As my most recent tattoo makes pretty obvious, I am so excited about the release of what may well become the definitive “Space Nazis” movie, IRON SKY. Production completed recently and it premieres in three days at the Berlin film festival — I’m jealous because my friend Saira just told me about another friend of hers that’s actually there. Theatrical release is at the start of April, but I have no idea what the Canadian schedule is. Here is the latest trailer, as well as a promo for the film festival. Both are highly enjoyable. And of course you can’t go wrong with Udo Kier als der Raumführer (oder der Mondführer?), to say nothing of a soundtrack by Laibach. Amazing how far the Energia guys have come from Star Wreck!

I do recommend you take the time to watch it fullscreen, at the best quality setting you can, and of course with the sound on.

I downloaded these (and other videos of theirs — there are lots of production diaries and so on, in part because this is partially a community-driven and financed film), which they make available in resolutions as high as 1080p (the movie was shot on the Red camera) using the incredibly easy and useful keephd, a simple website for simplifying the downloading of Youtube videos in various formats — the MP4 files play natively on my PS3 on our ancient 60″ TV (thankfully though it’s young enough to be the first generation of TV that was properly HD capable, so the image is very nice).

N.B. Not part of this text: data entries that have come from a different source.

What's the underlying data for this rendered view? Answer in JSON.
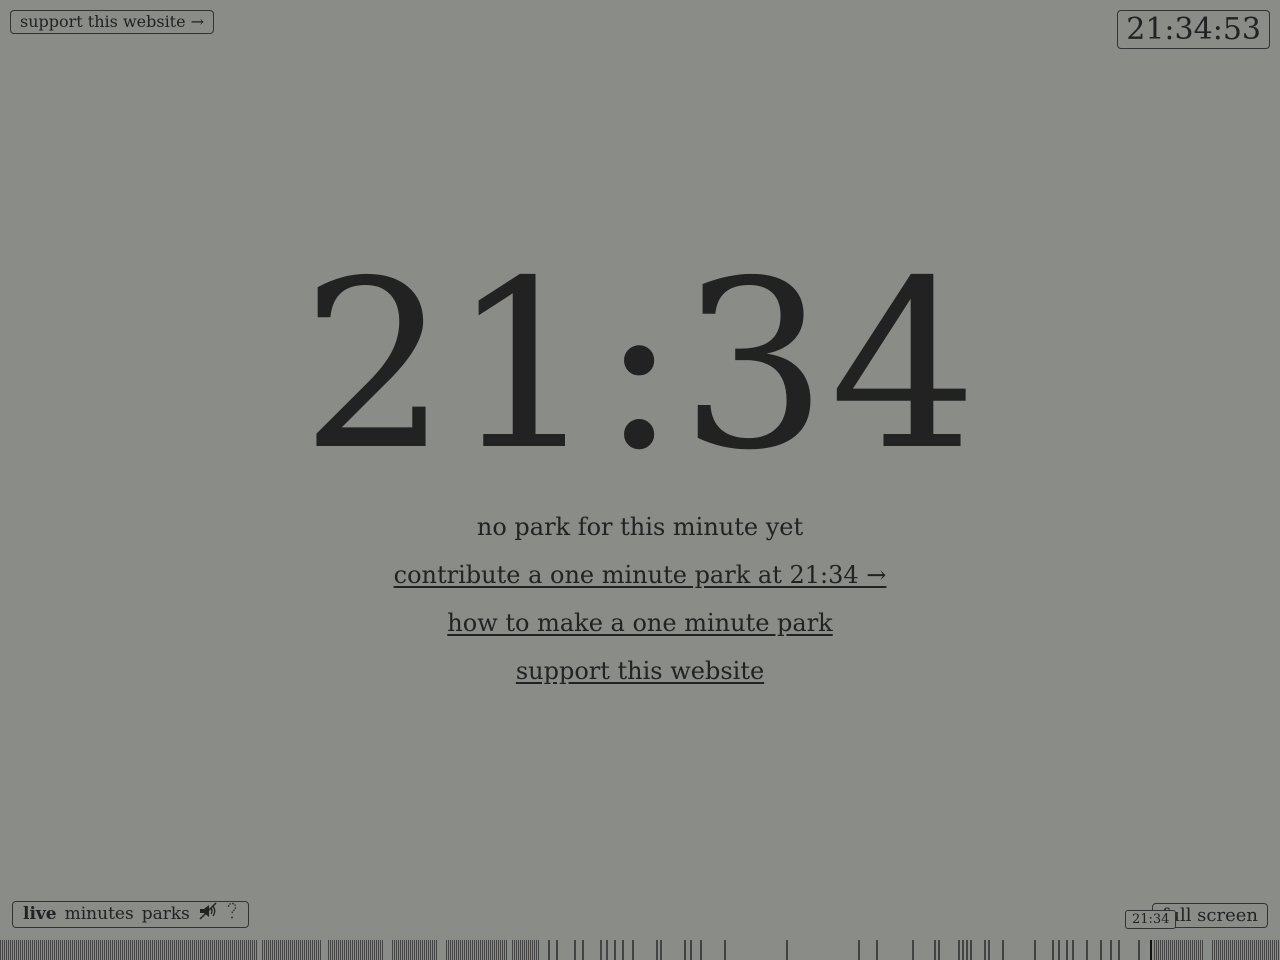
{
  "header": {
    "support_label": "support this website →",
    "clock": "21:34:53"
  },
  "main": {
    "big_time": "21:34",
    "no_park_text": "no park for this minute yet",
    "contribute_link": "contribute a one minute park at 21:34 →",
    "howto_link": "how to make a one minute park",
    "support_link": "support this website"
  },
  "footer": {
    "modes": [
      {
        "label": "live",
        "active": true
      },
      {
        "label": "minutes",
        "active": false
      },
      {
        "label": "parks",
        "active": false
      }
    ],
    "sound_icon": "sound-muted-icon",
    "help_icon": "question-icon",
    "fullscreen_label": "full screen",
    "timeline_current": "21:34"
  },
  "colors": {
    "background": "#8a8c88",
    "ink": "#222222"
  }
}
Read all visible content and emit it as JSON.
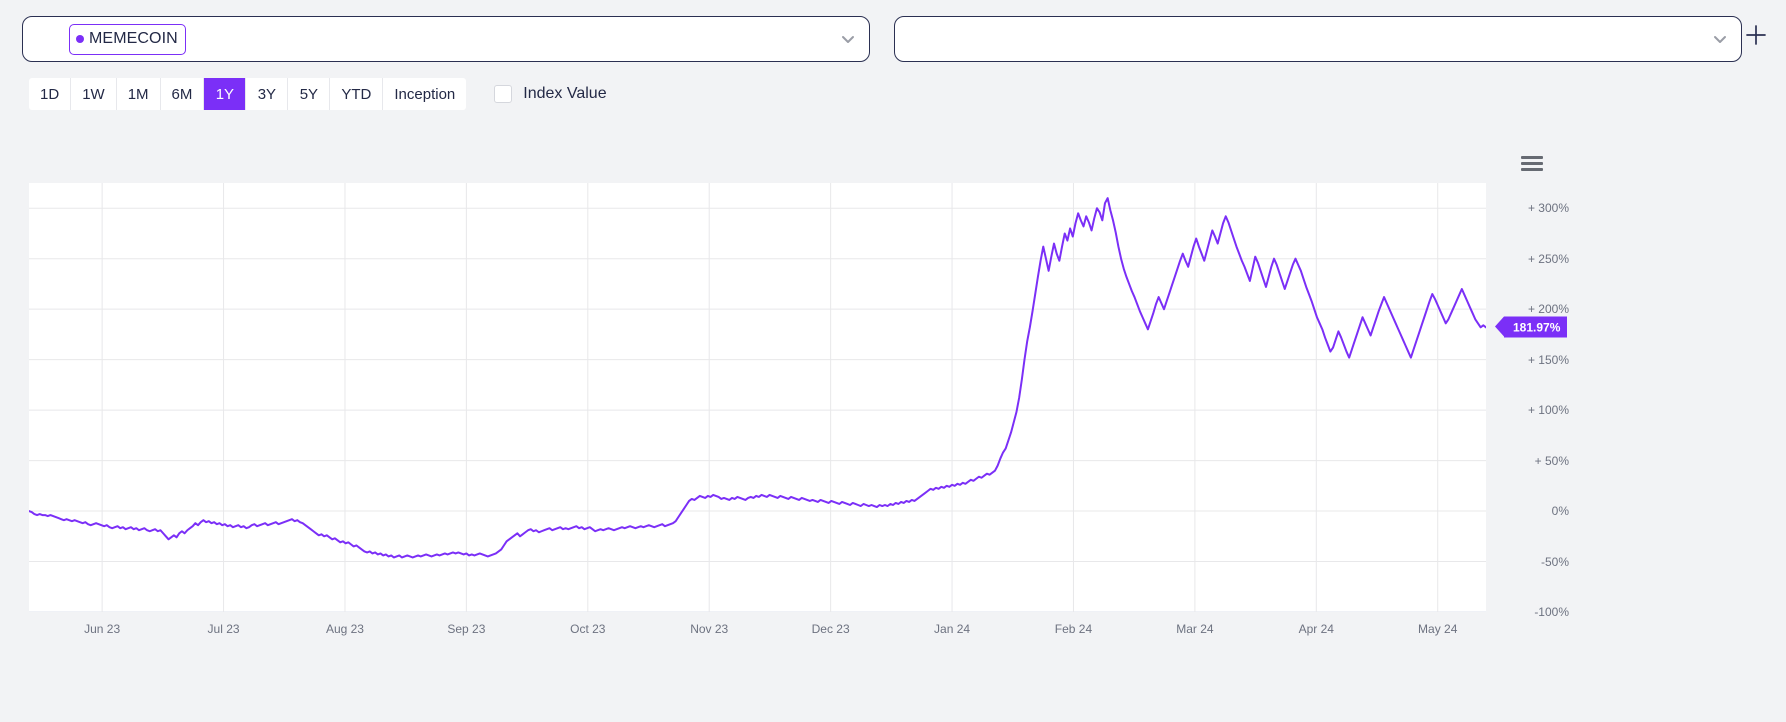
{
  "selectors": {
    "primary": {
      "name": "asset-select",
      "chip_label": "MEMECOIN",
      "chip_color": "#7b2ff7",
      "chevron_icon": "chevron-down-icon"
    },
    "secondary": {
      "name": "comparison-select",
      "value": "",
      "chevron_icon": "chevron-down-icon"
    },
    "add_button_icon": "plus-icon"
  },
  "range_controls": {
    "buttons": [
      {
        "label": "1D",
        "active": false
      },
      {
        "label": "1W",
        "active": false
      },
      {
        "label": "1M",
        "active": false
      },
      {
        "label": "6M",
        "active": false
      },
      {
        "label": "1Y",
        "active": true
      },
      {
        "label": "3Y",
        "active": false
      },
      {
        "label": "5Y",
        "active": false
      },
      {
        "label": "YTD",
        "active": false
      },
      {
        "label": "Inception",
        "active": false
      }
    ],
    "active_color": "#7b2ff7",
    "index_value": {
      "label": "Index Value",
      "checked": false
    }
  },
  "chart_menu": {
    "icon": "hamburger-menu-icon"
  },
  "chart_data": {
    "type": "line",
    "title": "",
    "xlabel": "",
    "ylabel": "",
    "series_name": "MEMECOIN",
    "line_color": "#7b2ff7",
    "grid": true,
    "legend_position": "none",
    "ylim": [
      -100,
      325
    ],
    "y_ticks": [
      300,
      250,
      200,
      150,
      100,
      50,
      0,
      -50,
      -100
    ],
    "y_tick_labels": [
      "+ 300%",
      "+ 250%",
      "+ 200%",
      "+ 150%",
      "+ 100%",
      "+ 50%",
      "0%",
      "-50%",
      "-100%"
    ],
    "x_ticks": [
      "Jun 23",
      "Jul 23",
      "Aug 23",
      "Sep 23",
      "Oct 23",
      "Nov 23",
      "Dec 23",
      "Jan 24",
      "Feb 24",
      "Mar 24",
      "Apr 24",
      "May 24"
    ],
    "current_value_label": "181.97%",
    "current_value": 181.97,
    "values": [
      0,
      -1,
      -3,
      -4,
      -3,
      -4,
      -4,
      -5,
      -4,
      -5,
      -6,
      -7,
      -8,
      -9,
      -8,
      -9,
      -10,
      -9,
      -10,
      -11,
      -12,
      -11,
      -13,
      -14,
      -13,
      -12,
      -13,
      -14,
      -15,
      -14,
      -16,
      -17,
      -16,
      -15,
      -17,
      -16,
      -18,
      -17,
      -16,
      -18,
      -17,
      -19,
      -18,
      -17,
      -19,
      -20,
      -19,
      -18,
      -20,
      -19,
      -22,
      -25,
      -28,
      -26,
      -24,
      -26,
      -22,
      -20,
      -22,
      -19,
      -17,
      -15,
      -12,
      -14,
      -11,
      -9,
      -11,
      -10,
      -12,
      -11,
      -13,
      -12,
      -14,
      -13,
      -15,
      -14,
      -16,
      -15,
      -14,
      -16,
      -15,
      -17,
      -16,
      -14,
      -13,
      -15,
      -14,
      -13,
      -12,
      -14,
      -13,
      -12,
      -11,
      -13,
      -12,
      -11,
      -10,
      -9,
      -8,
      -10,
      -9,
      -11,
      -12,
      -14,
      -16,
      -18,
      -20,
      -22,
      -24,
      -23,
      -25,
      -24,
      -26,
      -28,
      -27,
      -29,
      -31,
      -30,
      -32,
      -31,
      -33,
      -35,
      -34,
      -36,
      -38,
      -40,
      -41,
      -40,
      -42,
      -41,
      -43,
      -42,
      -44,
      -43,
      -45,
      -44,
      -46,
      -45,
      -44,
      -46,
      -45,
      -44,
      -45,
      -46,
      -45,
      -44,
      -45,
      -44,
      -43,
      -44,
      -45,
      -44,
      -43,
      -44,
      -43,
      -42,
      -43,
      -42,
      -41,
      -42,
      -41,
      -42,
      -43,
      -42,
      -44,
      -43,
      -44,
      -43,
      -42,
      -43,
      -44,
      -45,
      -44,
      -43,
      -42,
      -40,
      -38,
      -34,
      -30,
      -28,
      -26,
      -24,
      -22,
      -25,
      -23,
      -21,
      -19,
      -18,
      -20,
      -19,
      -21,
      -20,
      -19,
      -18,
      -17,
      -19,
      -18,
      -17,
      -16,
      -18,
      -17,
      -18,
      -17,
      -16,
      -15,
      -17,
      -16,
      -18,
      -17,
      -16,
      -18,
      -20,
      -19,
      -18,
      -19,
      -18,
      -17,
      -18,
      -19,
      -18,
      -17,
      -16,
      -17,
      -16,
      -15,
      -16,
      -17,
      -16,
      -15,
      -16,
      -15,
      -14,
      -15,
      -16,
      -15,
      -14,
      -13,
      -15,
      -14,
      -13,
      -12,
      -10,
      -6,
      -2,
      2,
      6,
      10,
      12,
      11,
      13,
      15,
      14,
      13,
      15,
      14,
      16,
      15,
      14,
      12,
      13,
      12,
      11,
      13,
      12,
      14,
      13,
      12,
      11,
      13,
      14,
      13,
      15,
      14,
      16,
      15,
      14,
      16,
      15,
      14,
      13,
      15,
      14,
      13,
      12,
      14,
      13,
      12,
      11,
      13,
      12,
      11,
      10,
      11,
      10,
      9,
      11,
      10,
      9,
      8,
      10,
      9,
      8,
      7,
      9,
      8,
      7,
      6,
      8,
      7,
      6,
      5,
      7,
      6,
      5,
      6,
      5,
      4,
      6,
      5,
      6,
      5,
      7,
      6,
      8,
      7,
      9,
      8,
      10,
      9,
      11,
      10,
      12,
      14,
      16,
      18,
      20,
      22,
      21,
      23,
      22,
      24,
      23,
      25,
      24,
      26,
      25,
      27,
      26,
      28,
      27,
      29,
      31,
      30,
      32,
      34,
      33,
      35,
      37,
      36,
      38,
      40,
      45,
      52,
      58,
      62,
      70,
      78,
      88,
      98,
      112,
      130,
      150,
      168,
      182,
      198,
      215,
      232,
      248,
      262,
      250,
      238,
      252,
      265,
      255,
      248,
      262,
      275,
      268,
      280,
      272,
      285,
      295,
      288,
      282,
      292,
      286,
      278,
      290,
      300,
      296,
      288,
      305,
      310,
      298,
      288,
      276,
      262,
      250,
      240,
      232,
      225,
      218,
      212,
      205,
      198,
      192,
      186,
      180,
      188,
      196,
      205,
      212,
      206,
      200,
      208,
      216,
      224,
      232,
      240,
      248,
      255,
      248,
      242,
      252,
      262,
      270,
      262,
      255,
      248,
      258,
      268,
      278,
      272,
      265,
      275,
      285,
      292,
      286,
      278,
      270,
      262,
      255,
      248,
      242,
      235,
      228,
      240,
      252,
      246,
      238,
      230,
      222,
      232,
      242,
      250,
      244,
      236,
      228,
      220,
      228,
      236,
      244,
      250,
      244,
      238,
      230,
      222,
      215,
      208,
      200,
      192,
      186,
      180,
      172,
      165,
      158,
      162,
      170,
      178,
      172,
      165,
      158,
      152,
      160,
      168,
      176,
      184,
      192,
      186,
      180,
      174,
      182,
      190,
      198,
      205,
      212,
      206,
      200,
      194,
      188,
      182,
      176,
      170,
      164,
      158,
      152,
      160,
      168,
      176,
      184,
      192,
      200,
      208,
      215,
      210,
      204,
      198,
      192,
      186,
      190,
      196,
      202,
      208,
      214,
      220,
      214,
      208,
      202,
      196,
      190,
      186,
      182,
      184,
      181.97
    ]
  }
}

What I am not so excited about is losing another credit card to fraud. Apparently someone tried (unsuccessfully) to buy $308 dollars worth of jeans yesterday using a cloned card. No damage was done to my accounts, but now for the third time in as many months, I have to wait a week while they send me a replacement. I’m glad that their heuristics catch fraud so easily, but I’m not glad that their security is so troubled that it has to show its algorithmic worth so often! So another card is cut in half…

Speaking of technology failing me, I’ve also noticed that my phone seems to be disconnecting from the network for hours — as long as a day — at a time. I don’t know if it’s a network issue or if it’s more related to how many times I have dropped the phone. The latter is more likely. Other than that, I got back my first blog-to-book test print, and it looks amazing. I’ll post an entry just about that some time soon.